Even among the relatively young population of Starbucks employees, unionizing in Buffalo, New York, Maya Panos, 17, is younger in comparison to the rest. Panos claims she suffered economic instability during her brief tenure in the labor market after being laid off from her initial position as a hostess due to the COVID-19 pandemic. She started working at Starbucks in mid-July, a month before her business began its unionization drive, and quickly understood that even as a part-time worker, her workplace circumstances might improve. As per Pew Research, 20% of Americans were members of a union in 1983, however by 2020, that figure had dropped by nearly half to 10.8%.
It’s even lower for employees aged 16-24, who have record low union involvement rates of 4.4% in 2020, as per the Bureau of Labor Statistics, because many individuals begin their careers in the temporary service industry or retailing positions, where unions have little weight. Nonetheless, as per a survey conducted by Gallup in September, 77% of young individuals favor unions. However, this does not imply that they would choose to organize. Nevertheless, interest in the labor movement is gradually growing among the economy’s youngest and freshest employees, positioned across numerous industries, notably the entertainment and service industry. Generation Z, those born between 1996 and the mid-2000s, experienced the Black Lives Matter movement, the coronavirus outbreak, as well as the Trump administration.
The oldest among them recall the 2008 global financial crisis and the recession that followed, and they perceive parallels of that period’s economic insecurity today. They’ve observed chances for their generation to vanish, and they’re worried that they’ll be worse off than their parents. They take a peek around to see who is doing something, and they notice the labor movement. Several of those polled by CNN Business expressed a desire to be a part of a movement in which social reasons are incorporated workforce into workplace norms. Workers United, a Service Employees International Union branch, has gathered around 300 new members over the last 18 months, according to Richard Minter, the organizing director.
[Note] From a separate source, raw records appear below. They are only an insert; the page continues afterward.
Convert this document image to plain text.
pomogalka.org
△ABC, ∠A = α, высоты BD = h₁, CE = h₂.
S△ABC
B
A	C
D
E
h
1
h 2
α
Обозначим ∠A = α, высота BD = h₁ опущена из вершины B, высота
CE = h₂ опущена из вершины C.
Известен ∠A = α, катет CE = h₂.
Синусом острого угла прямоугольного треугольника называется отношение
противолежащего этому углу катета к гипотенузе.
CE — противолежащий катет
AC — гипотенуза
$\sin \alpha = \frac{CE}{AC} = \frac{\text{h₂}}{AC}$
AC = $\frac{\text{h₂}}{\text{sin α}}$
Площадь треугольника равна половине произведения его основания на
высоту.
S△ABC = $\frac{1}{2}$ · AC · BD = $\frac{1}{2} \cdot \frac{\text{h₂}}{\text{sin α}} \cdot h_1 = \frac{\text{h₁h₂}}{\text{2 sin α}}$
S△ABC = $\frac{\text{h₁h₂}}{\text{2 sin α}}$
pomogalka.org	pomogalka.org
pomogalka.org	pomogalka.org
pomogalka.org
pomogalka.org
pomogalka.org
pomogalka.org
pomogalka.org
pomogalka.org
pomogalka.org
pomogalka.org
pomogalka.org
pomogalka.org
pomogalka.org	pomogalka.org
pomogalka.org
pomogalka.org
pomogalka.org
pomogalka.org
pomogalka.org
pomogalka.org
A majority of them were young individuals working in fast food outlets and other service-related businesses. Kati Kokal, currently a writer for the Palm Beach Post, was the youngest reporter on the workforce of the Hilton Head, a South Carolina-based Island Packet in 2018, which she entered at the age of 22. The Packet’s workforce began contemplating unionization in March 2020, just before the newspaper’s owner, McClatchy, was bought out through a foreclosure sale by hedge investor Chatham Asset Management. Kokal entered the paper’s negotiating committee after growing up in the US Rust Belt, where her dad was a part of a manufacturing foundry union. After shifts, she traveled to employees’ houses to have them sign union cards.